Before the ICJ’s Feb. 22 decision, President Aliyev bragged that nothing would stop his efforts in the Lachin corridor, and he had reason to believe so. The European Union is repeatedly courting him as a “reliable partner” in substituting Russian gas supplies, and the U.S. has continued to waive Section 907 sanctions, a U.S. law meant to stop Azerbaijan’s aggression against Armenians. “No one can influence us. There may be some phone calls and some statements, but we do not need to pay attention. We take those phone calls simply out of political courtesy,” he states, “but this will not change our position.”

The remarks primarily target the U.S. and France. During the U.N. Security Council hearing in December and in subsequent statements, both countries, among others, called on Azerbaijan to end the blockade. Russia—the third mediator of the Armenian-Azerbaijani conflict along with the U.S. and France—has been largely silent on the situation.

Read More: History Suggests This Winter Could Be Dangerous for Armenians

There is something brazenly cynical about a repressive petro-aggressor weaponizing environmentalism in 2023. Not only does it make a mockery of the existential crisis we face as a species, it serves to further corrode Azerbaijan’s civil society.
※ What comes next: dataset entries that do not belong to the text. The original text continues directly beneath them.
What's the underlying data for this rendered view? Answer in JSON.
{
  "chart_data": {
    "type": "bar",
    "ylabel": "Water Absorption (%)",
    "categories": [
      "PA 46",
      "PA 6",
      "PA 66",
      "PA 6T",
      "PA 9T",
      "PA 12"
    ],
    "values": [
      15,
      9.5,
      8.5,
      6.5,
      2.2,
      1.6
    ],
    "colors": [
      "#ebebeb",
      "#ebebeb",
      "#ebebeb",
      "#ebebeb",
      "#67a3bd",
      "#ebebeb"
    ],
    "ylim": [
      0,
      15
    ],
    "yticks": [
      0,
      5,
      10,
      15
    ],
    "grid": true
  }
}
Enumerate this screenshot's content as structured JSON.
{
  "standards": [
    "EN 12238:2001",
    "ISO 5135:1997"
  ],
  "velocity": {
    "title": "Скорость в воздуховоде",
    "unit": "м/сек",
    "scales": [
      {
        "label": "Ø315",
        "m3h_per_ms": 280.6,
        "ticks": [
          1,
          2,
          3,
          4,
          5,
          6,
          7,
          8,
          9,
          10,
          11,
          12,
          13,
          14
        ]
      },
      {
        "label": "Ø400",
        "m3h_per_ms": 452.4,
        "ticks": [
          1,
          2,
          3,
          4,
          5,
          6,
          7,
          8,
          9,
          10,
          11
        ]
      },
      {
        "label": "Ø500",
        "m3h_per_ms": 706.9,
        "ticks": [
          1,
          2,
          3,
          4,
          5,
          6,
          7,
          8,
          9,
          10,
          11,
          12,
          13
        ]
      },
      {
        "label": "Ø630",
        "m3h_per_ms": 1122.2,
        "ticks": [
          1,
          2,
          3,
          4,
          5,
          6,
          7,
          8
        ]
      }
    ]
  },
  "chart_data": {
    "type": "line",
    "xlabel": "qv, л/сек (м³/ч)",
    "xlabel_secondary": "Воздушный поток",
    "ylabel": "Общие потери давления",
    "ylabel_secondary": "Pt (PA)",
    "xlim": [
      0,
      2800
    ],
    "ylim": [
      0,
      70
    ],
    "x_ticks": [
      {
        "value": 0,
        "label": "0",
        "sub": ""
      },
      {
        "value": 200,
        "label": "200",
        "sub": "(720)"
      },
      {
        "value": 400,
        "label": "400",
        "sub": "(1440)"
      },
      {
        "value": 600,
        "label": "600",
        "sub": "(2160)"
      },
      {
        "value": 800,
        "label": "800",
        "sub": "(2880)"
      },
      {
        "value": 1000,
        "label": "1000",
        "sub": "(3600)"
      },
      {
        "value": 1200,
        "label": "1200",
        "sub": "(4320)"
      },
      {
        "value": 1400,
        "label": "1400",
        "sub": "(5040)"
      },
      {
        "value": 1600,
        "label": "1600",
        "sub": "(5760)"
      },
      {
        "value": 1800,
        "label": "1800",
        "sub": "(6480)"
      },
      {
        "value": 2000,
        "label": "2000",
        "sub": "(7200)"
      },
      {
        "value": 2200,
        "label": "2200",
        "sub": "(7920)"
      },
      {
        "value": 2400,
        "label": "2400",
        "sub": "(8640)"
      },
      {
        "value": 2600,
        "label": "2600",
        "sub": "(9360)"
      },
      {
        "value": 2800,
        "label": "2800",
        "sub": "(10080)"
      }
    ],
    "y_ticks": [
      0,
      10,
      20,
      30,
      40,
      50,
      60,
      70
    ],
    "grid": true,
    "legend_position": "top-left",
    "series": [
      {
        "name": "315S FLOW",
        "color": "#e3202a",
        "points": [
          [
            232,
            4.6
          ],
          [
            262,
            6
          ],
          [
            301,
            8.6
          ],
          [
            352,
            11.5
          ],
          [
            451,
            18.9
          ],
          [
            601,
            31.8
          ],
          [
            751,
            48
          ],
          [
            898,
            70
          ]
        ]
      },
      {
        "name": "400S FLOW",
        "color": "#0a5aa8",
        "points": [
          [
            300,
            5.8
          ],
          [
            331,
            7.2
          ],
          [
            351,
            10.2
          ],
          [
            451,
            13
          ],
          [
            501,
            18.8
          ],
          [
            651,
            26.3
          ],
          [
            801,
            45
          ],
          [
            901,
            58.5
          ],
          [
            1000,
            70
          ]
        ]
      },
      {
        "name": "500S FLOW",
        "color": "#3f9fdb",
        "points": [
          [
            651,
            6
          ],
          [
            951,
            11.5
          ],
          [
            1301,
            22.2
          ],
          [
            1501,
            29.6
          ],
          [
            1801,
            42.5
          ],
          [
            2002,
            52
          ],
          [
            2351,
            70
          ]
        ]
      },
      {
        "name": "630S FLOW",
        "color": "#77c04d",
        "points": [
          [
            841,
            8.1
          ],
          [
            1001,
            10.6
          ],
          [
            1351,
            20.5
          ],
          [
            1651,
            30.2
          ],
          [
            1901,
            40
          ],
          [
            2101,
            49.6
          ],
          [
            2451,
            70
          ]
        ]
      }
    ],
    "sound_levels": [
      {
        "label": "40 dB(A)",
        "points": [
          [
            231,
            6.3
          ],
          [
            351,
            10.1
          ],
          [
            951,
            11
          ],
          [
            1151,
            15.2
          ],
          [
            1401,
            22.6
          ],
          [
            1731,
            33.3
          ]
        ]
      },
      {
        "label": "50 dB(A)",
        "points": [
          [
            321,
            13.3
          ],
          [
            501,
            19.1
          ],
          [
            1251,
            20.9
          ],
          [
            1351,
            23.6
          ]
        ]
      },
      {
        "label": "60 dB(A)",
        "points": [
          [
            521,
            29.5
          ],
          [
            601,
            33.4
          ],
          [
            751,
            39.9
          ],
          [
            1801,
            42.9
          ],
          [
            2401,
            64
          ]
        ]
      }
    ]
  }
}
By undermining the credibility of what is likely the most important cause in the world, Aliyev is setting an example for fellow dictators to pursue “sharp power.” He sends a message that there is no cause too sacred to exploit and no lie too absurd to pronounce if it allows the leader to stay in power.

When Aliyev’s activists transported doves to the blockade, the stunt was in line with a new tradition in Azerbaijan that reimagines the birds as victory symbols of war. But instead, the strangled dove symbolized the blockade’s methodology: choke the besieged people of Nagorno-Karabakh until they have no choice but to flee—an ethnic cleansing strategy of strangle-and-release, sugar-coated as environmentalism.